A Smith Family Christmas: Ritual/Tradition

Some rituals, we actually have a lot of rituals around Christmas time. Ever since I think you guys – I think we’ve done it every year come to think of it – well it became more difficult with you guys away at school. But when you guys were younger, we’d go out together every year to the farm near Northgate – Pazzani or Prazzani or something – and we’d get a Christmas tree. You guys would run all around trying to find the perfect tree.

 And -um- uh you guys had to find one with enough space for all those ornaments. (chuckle/scoff) I swear half that attic is just ornaments. That’s another thing – the ornament… ritual I guess where you guys get the ornament symbolizing the big thing that happened that year.

 Oh! And then there’s the huevos rancheros. Yeah, I’ve got no idea why we do that every year (laughs). I think I just made them one Christmas morning and you guys seemed to really like them, so I started doing it every year.

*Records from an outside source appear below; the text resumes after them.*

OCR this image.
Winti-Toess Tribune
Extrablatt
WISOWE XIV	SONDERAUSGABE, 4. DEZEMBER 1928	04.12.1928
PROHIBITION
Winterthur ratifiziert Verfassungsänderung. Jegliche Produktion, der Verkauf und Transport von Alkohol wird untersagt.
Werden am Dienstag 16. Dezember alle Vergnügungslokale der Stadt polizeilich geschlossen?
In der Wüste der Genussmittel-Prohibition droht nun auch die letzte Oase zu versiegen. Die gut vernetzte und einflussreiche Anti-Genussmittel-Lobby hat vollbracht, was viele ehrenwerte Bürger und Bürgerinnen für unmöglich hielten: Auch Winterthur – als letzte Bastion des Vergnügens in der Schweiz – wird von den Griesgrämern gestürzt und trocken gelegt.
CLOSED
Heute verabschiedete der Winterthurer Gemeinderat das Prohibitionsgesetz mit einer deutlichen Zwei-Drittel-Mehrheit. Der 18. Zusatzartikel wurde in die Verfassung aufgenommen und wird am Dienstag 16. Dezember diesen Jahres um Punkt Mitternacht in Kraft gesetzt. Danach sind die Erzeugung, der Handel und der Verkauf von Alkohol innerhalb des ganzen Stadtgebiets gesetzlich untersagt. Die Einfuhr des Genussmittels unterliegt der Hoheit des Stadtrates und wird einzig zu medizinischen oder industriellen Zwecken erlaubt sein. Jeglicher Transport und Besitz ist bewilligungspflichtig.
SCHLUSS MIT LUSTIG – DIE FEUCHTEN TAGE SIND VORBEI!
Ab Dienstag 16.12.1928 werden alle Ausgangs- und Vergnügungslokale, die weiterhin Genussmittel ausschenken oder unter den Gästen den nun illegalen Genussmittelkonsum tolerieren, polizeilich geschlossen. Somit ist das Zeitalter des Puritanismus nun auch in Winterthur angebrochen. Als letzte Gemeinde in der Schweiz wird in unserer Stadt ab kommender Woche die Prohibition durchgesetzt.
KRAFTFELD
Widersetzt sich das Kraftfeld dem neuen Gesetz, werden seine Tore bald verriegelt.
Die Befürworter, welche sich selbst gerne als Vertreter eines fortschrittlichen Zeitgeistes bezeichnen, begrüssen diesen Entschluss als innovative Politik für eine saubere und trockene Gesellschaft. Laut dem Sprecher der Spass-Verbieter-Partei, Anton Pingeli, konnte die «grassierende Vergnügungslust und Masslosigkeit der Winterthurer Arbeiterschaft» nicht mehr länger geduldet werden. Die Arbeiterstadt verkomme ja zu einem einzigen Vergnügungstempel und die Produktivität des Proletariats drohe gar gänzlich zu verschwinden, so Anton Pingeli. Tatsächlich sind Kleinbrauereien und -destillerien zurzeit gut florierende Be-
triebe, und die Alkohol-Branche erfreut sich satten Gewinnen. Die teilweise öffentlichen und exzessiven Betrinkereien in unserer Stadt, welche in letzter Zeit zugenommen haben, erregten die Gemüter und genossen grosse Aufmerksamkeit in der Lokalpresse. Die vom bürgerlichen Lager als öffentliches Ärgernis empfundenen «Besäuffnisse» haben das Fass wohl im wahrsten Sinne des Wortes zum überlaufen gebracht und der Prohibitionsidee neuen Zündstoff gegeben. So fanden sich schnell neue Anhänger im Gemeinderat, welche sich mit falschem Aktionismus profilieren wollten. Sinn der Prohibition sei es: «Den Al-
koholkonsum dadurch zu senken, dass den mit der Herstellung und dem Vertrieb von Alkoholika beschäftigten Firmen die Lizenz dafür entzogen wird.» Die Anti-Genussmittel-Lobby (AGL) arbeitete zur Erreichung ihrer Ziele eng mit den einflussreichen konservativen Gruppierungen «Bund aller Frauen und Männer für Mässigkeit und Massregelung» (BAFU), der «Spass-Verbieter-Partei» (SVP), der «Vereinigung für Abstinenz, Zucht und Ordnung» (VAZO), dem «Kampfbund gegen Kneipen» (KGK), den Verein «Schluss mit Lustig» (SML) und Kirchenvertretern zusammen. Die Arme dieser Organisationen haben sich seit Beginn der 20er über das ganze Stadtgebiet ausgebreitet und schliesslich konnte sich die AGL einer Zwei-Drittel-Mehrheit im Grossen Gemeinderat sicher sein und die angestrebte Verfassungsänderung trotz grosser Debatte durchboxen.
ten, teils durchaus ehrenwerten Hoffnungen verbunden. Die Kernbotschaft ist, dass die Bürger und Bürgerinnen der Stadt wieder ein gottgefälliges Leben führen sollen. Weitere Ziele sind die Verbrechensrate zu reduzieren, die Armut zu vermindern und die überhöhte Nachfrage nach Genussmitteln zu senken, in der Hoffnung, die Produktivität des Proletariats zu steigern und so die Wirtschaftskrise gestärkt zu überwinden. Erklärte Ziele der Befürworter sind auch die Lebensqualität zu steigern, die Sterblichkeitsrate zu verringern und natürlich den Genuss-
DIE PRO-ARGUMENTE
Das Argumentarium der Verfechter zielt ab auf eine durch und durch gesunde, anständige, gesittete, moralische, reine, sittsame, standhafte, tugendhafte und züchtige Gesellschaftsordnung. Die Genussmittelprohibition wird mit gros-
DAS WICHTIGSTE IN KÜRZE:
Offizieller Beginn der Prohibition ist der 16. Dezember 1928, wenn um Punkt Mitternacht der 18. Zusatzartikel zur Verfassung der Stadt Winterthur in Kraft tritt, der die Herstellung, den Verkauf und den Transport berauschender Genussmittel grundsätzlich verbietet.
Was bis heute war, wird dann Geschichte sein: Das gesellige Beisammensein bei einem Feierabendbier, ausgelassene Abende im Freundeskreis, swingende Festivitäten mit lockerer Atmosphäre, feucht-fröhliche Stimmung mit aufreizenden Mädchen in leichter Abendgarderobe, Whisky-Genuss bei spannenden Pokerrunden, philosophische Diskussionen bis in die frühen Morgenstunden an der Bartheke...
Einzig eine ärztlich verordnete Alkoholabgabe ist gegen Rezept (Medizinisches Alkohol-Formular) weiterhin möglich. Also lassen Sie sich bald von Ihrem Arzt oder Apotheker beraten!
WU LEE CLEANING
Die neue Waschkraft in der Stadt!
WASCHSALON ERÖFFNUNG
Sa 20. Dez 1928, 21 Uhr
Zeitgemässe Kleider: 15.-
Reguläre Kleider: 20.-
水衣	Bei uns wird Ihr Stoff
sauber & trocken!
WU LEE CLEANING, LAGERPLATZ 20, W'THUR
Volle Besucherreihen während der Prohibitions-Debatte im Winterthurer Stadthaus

Pronzini Farms is the name of the place the Informant carelessly guessed at. He seemed a bit confused when I asked him why these rituals were important and why he liked them. “What do you mean?” he said, “It’s stuff like that that makes a family a family.” Just like a society or culture, you can learn a whole lot about a family by studying their rituals. The ritual of getting a new ornament each year that’s symbolical of an accomplishment or rite of passage has been going on seemingly forever. There are ornaments from ever year since I was born, so he assumes the ritual began then with the classic ‘Baby’s First Christmas’ ornaments. Unbeknownst to me, the ritual of an annual Christmas ornament is established. It represents a ritual-turned-rite of passage. The annual ornaments, a lifetime of memories, are passed down, handed over to hang on their own Christmas tree in their own home.

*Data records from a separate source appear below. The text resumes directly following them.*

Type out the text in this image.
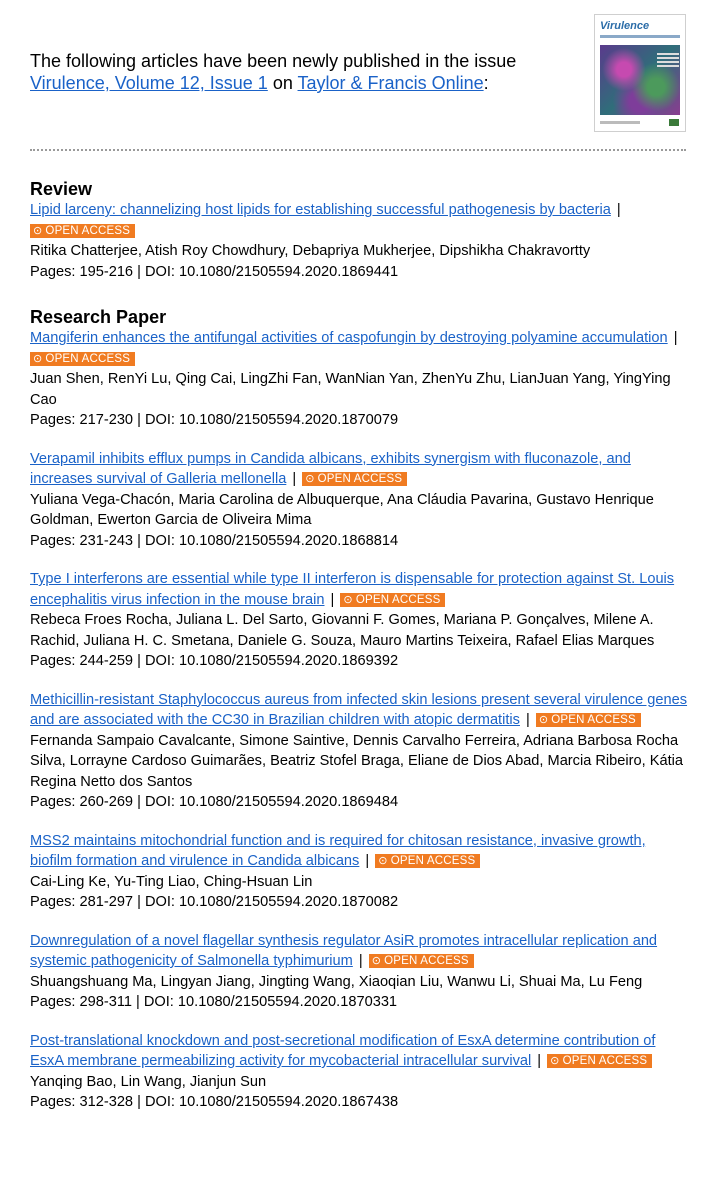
The following articles have been newly published in the issue
Virulence, Volume 12, Issue 1 on Taylor & Francis Online:
Virulence
Review
Lipid larceny: channelizing host lipids for establishing successful pathogenesis by bacteria | ⊙ OPEN ACCESS
Ritika Chatterjee, Atish Roy Chowdhury, Debapriya Mukherjee, Dipshikha Chakravortty
Pages: 195-216 | DOI: 10.1080/21505594.2020.1869441
Research Paper
Mangiferin enhances the antifungal activities of caspofungin by destroying polyamine accumulation | ⊙ OPEN ACCESS
Juan Shen, RenYi Lu, Qing Cai, LingZhi Fan, WanNian Yan, ZhenYu Zhu, LianJuan Yang, YingYing Cao
Pages: 217-230 | DOI: 10.1080/21505594.2020.1870079
Verapamil inhibits efflux pumps in Candida albicans, exhibits synergism with fluconazole, and increases survival of Galleria mellonella | ⊙ OPEN ACCESS
Yuliana Vega-Chacón, Maria Carolina de Albuquerque, Ana Cláudia Pavarina, Gustavo Henrique Goldman, Ewerton Garcia de Oliveira Mima
Pages: 231-243 | DOI: 10.1080/21505594.2020.1868814
Type I interferons are essential while type II interferon is dispensable for protection against St. Louis encephalitis virus infection in the mouse brain | ⊙ OPEN ACCESS
Rebeca Froes Rocha, Juliana L. Del Sarto, Giovanni F. Gomes, Mariana P. Gonçalves, Milene A. Rachid, Juliana H. C. Smetana, Daniele G. Souza, Mauro Martins Teixeira, Rafael Elias Marques
Pages: 244-259 | DOI: 10.1080/21505594.2020.1869392
Methicillin-resistant Staphylococcus aureus from infected skin lesions present several virulence genes and are associated with the CC30 in Brazilian children with atopic dermatitis | ⊙ OPEN ACCESS
Fernanda Sampaio Cavalcante, Simone Saintive, Dennis Carvalho Ferreira, Adriana Barbosa Rocha Silva, Lorrayne Cardoso Guimarães, Beatriz Stofel Braga, Eliane de Dios Abad, Marcia Ribeiro, Kátia Regina Netto dos Santos
Pages: 260-269 | DOI: 10.1080/21505594.2020.1869484
MSS2 maintains mitochondrial function and is required for chitosan resistance, invasive growth, biofilm formation and virulence in Candida albicans | ⊙ OPEN ACCESS
Cai-Ling Ke, Yu-Ting Liao, Ching-Hsuan Lin
Pages: 281-297 | DOI: 10.1080/21505594.2020.1870082
Downregulation of a novel flagellar synthesis regulator AsiR promotes intracellular replication and systemic pathogenicity of Salmonella typhimurium | ⊙ OPEN ACCESS
Shuangshuang Ma, Lingyan Jiang, Jingting Wang, Xiaoqian Liu, Wanwu Li, Shuai Ma, Lu Feng
Pages: 298-311 | DOI: 10.1080/21505594.2020.1870331
Post-translational knockdown and post-secretional modification of EsxA determine contribution of EsxA membrane permeabilizing activity for mycobacterial intracellular survival | ⊙ OPEN ACCESS
Yanqing Bao, Lin Wang, Jianjun Sun
Pages: 312-328 | DOI: 10.1080/21505594.2020.1867438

Beyond the more typical Christmas symbols like trees and ornaments, the Christmas morning huevos rancheros seem more of a tradition than a ritual. Up until I was in high school, I remember having a casual breakfast, maybe cereal or a pop tart. According to the Informant, he just had the ingredients to make his huevos rancheros one Christmas morning and the tradition was born. It’s not done to celebrate anything in particular. It’s done because we’ve done it in the past, which makes it a great example of tradition.

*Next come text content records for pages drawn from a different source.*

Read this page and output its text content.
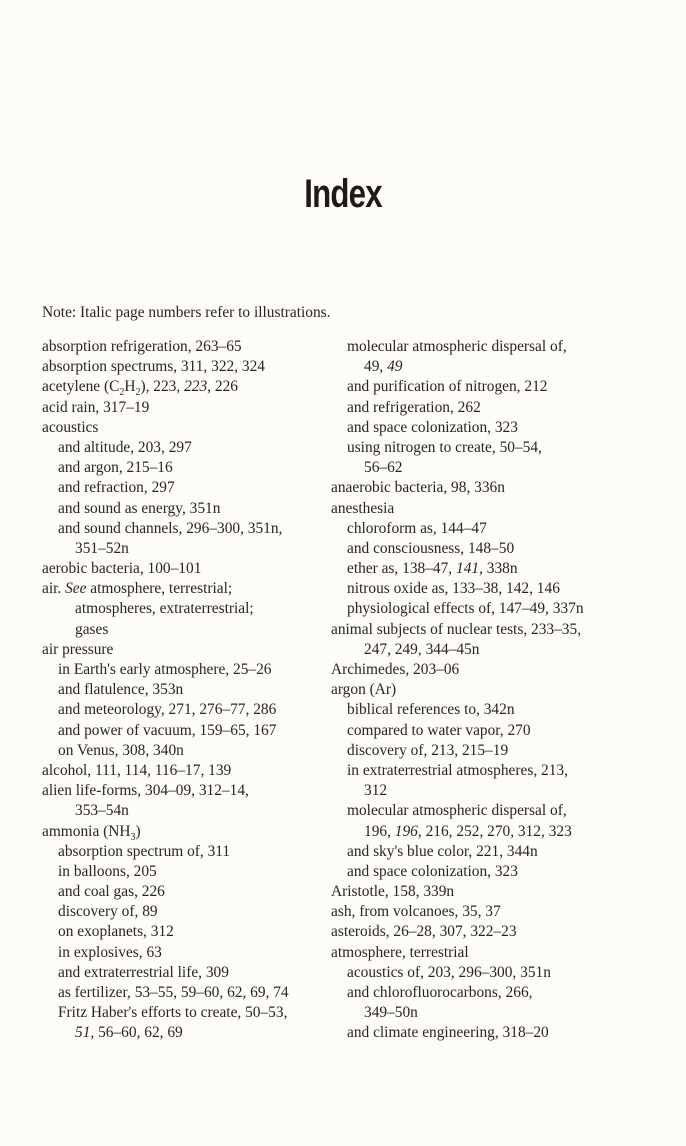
Index
Note: Italic page numbers refer to illustrations.
absorption refrigeration, 263–65
absorption spectrums, 311, 322, 324
acetylene $(C_2H_2)$, 223, 223, 226
acid rain, 317–19
acoustics
and altitude, 203, 297
and argon, 215–16
and refraction, 297
and sound as energy, 351n
and sound channels, 296–300, 351n,
351–52n
aerobic bacteria, 100–101
air. See atmosphere, terrestrial;
atmospheres, extraterrestrial;
gases
air pressure
in Earth's early atmosphere, 25–26
and flatulence, 353n
and meteorology, 271, 276–77, 286
and power of vacuum, 159–65, 167
on Venus, 308, 340n
alcohol, 111, 114, 116–17, 139
alien life-forms, 304–09, 312–14,
353–54n
ammonia $(NH_3)$
absorption spectrum of, 311
in balloons, 205
and coal gas, 226
discovery of, 89
on exoplanets, 312
in explosives, 63
and extraterrestrial life, 309
as fertilizer, 53–55, 59–60, 62, 69, 74
Fritz Haber's efforts to create, 50–53,
51, 56–60, 62, 69
molecular atmospheric dispersal of,
49, 49
and purification of nitrogen, 212
and refrigeration, 262
and space colonization, 323
using nitrogen to create, 50–54,
56–62
anaerobic bacteria, 98, 336n
anesthesia
chloroform as, 144–47
and consciousness, 148–50
ether as, 138–47, 141, 338n
nitrous oxide as, 133–38, 142, 146
physiological effects of, 147–49, 337n
animal subjects of nuclear tests, 233–35,
247, 249, 344–45n
Archimedes, 203–06
argon (Ar)
biblical references to, 342n
compared to water vapor, 270
discovery of, 213, 215–19
in extraterrestrial atmospheres, 213,
312
molecular atmospheric dispersal of,
196, 196, 216, 252, 270, 312, 323
and sky's blue color, 221, 344n
and space colonization, 323
Aristotle, 158, 339n
ash, from volcanoes, 35, 37
asteroids, 26–28, 307, 322–23
atmosphere, terrestrial
acoustics of, 203, 296–300, 351n
and chlorofluorocarbons, 266,
349–50n
and climate engineering, 318–20
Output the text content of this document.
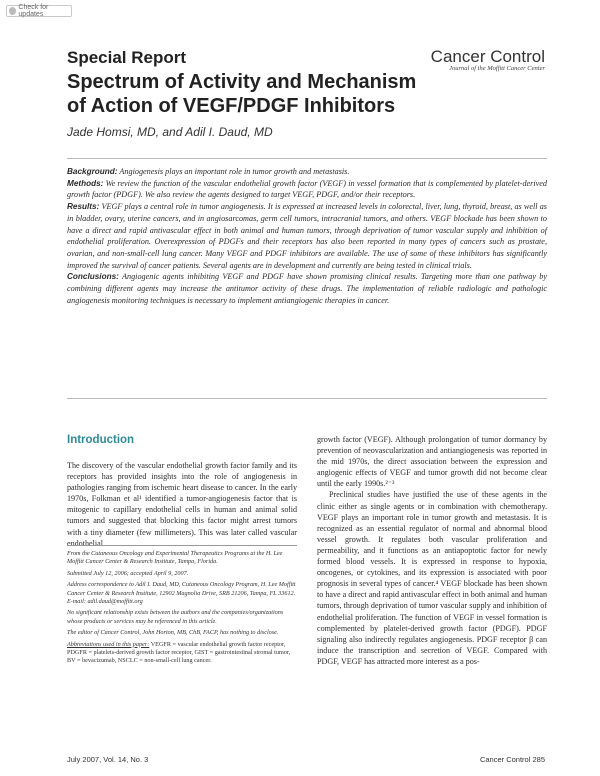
Check for updates
Special Report	Cancer Control
Journal of the Moffitt Cancer Center
Spectrum of Activity and Mechanism
of Action of VEGF/PDGF Inhibitors
Jade Homsi, MD, and Adil I. Daud, MD

Background: Angiogenesis plays an important role in tumor growth and metastasis.

Methods: We review the function of the vascular endothelial growth factor (VEGF) in vessel formation that is complemented by platelet-derived growth factor (PDGF). We also review the agents designed to target VEGF, PDGF, and/or their receptors.

Results: VEGF plays a central role in tumor angiogenesis. It is expressed at increased levels in colorectal, liver, lung, thyroid, breast, as well as in bladder, ovary, uterine cancers, and in angiosarcomas, germ cell tumors, intracranial tumors, and others. VEGF blockade has been shown to have a direct and rapid antivascular effect in both animal and human tumors, through deprivation of tumor vascular supply and inhibition of endothelial proliferation. Overexpression of PDGFs and their receptors has also been reported in many types of cancers such as prostate, ovarian, and non-small-cell lung cancer. Many VEGF and PDGF inhibitors are available. The use of some of these inhibitors has significantly improved the survival of cancer patients. Several agents are in development and currently are being tested in clinical trials.

Conclusions: Angiogenic agents inhibiting VEGF and PDGF have shown promising clinical results. Targeting more than one pathway by combining different agents may increase the antitumor activity of these drugs. The implementation of reliable radiologic and pathologic angiogenesis monitoring techniques is necessary to implement antiangiogenic therapies in cancer.

Introduction

The discovery of the vascular endothelial growth factor family and its receptors has provided insights into the role of angiogenesis in pathologies ranging from ischemic heart disease to cancer. In the early 1970s, Folkman et al¹ identified a tumor-angiogenesis factor that is mitogenic to capillary endothelial cells in human and animal solid tumors and suggested that blocking this factor might arrest tumors with a tiny diameter (few millimeters). This was later called vascular endothelial

growth factor (VEGF). Although prolongation of tumor dormancy by prevention of neovascularization and antiangiogenesis was reported in the mid 1970s, the direct association between the expression and angiogenic effects of VEGF and tumor growth did not become clear until the early 1990s.²⁻³

Preclinical studies have justified the use of these agents in the clinic either as single agents or in combination with chemotherapy. VEGF plays an important role in tumor growth and metastasis. It is recognized as an essential regulator of normal and abnormal blood vessel growth. It regulates both vascular proliferation and permeability, and it functions as an antiapoptotic factor for newly formed blood vessels. It is expressed in response to hypoxia, oncogenes, or cytokines, and its expression is associated with poor prognosis in several types of cancer.⁴ VEGF blockade has been shown to have a direct and rapid antivascular effect in both animal and human tumors, through deprivation of tumor vascular supply and inhibition of endothelial proliferation. The function of VEGF in vessel formation is complemented by platelet-derived growth factor (PDGF). PDGF signaling also indirectly regulates angiogenesis. PDGF receptor β can induce the transcription and secretion of VEGF. Compared with PDGF, VEGF has attracted more interest as a pos-

From the Cutaneous Oncology and Experimental Therapeutics Programs at the H. Lee Moffitt Cancer Center & Research Institute, Tampa, Florida.

Submitted July 12, 2006; accepted April 9, 2007.

Address correspondence to Adil I. Daud, MD, Cutaneous Oncology Program, H. Lee Moffitt Cancer Center & Research Institute, 12902 Magnolia Drive, SRB 21206, Tampa, FL 33612. E-mail: adil.daud@moffitt.org

No significant relationship exists between the authors and the companies/organizations whose products or services may be referenced in this article.

The editor of Cancer Control, John Horton, MB, ChB, FACP, has nothing to disclose.

Abbreviations used in this paper: VEGFR = vascular endothelial growth factor receptor, PDGFR = platelets-derived growth factor receptor, GIST = gastrointestinal stromal tumor, BV = bevacizumab, NSCLC = non-small-cell lung cancer.

July 2007, Vol. 14, No. 3	Cancer Control 285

I had never thought about how many rituals my family has revolving around the Christmas holiday. I struggled to think of any, but the Informant sure didn’t. He had to think for a couple seconds, but quickly arrived at three rituals revolving around a single holiday. Not only did I not recognize the annual ornament as a ritual before, I had never thought about the sentimentality of each and every ornament in the sequence. It’s a timeline of my entire life and one day it will hang on my own tree next to my children’s annual addition.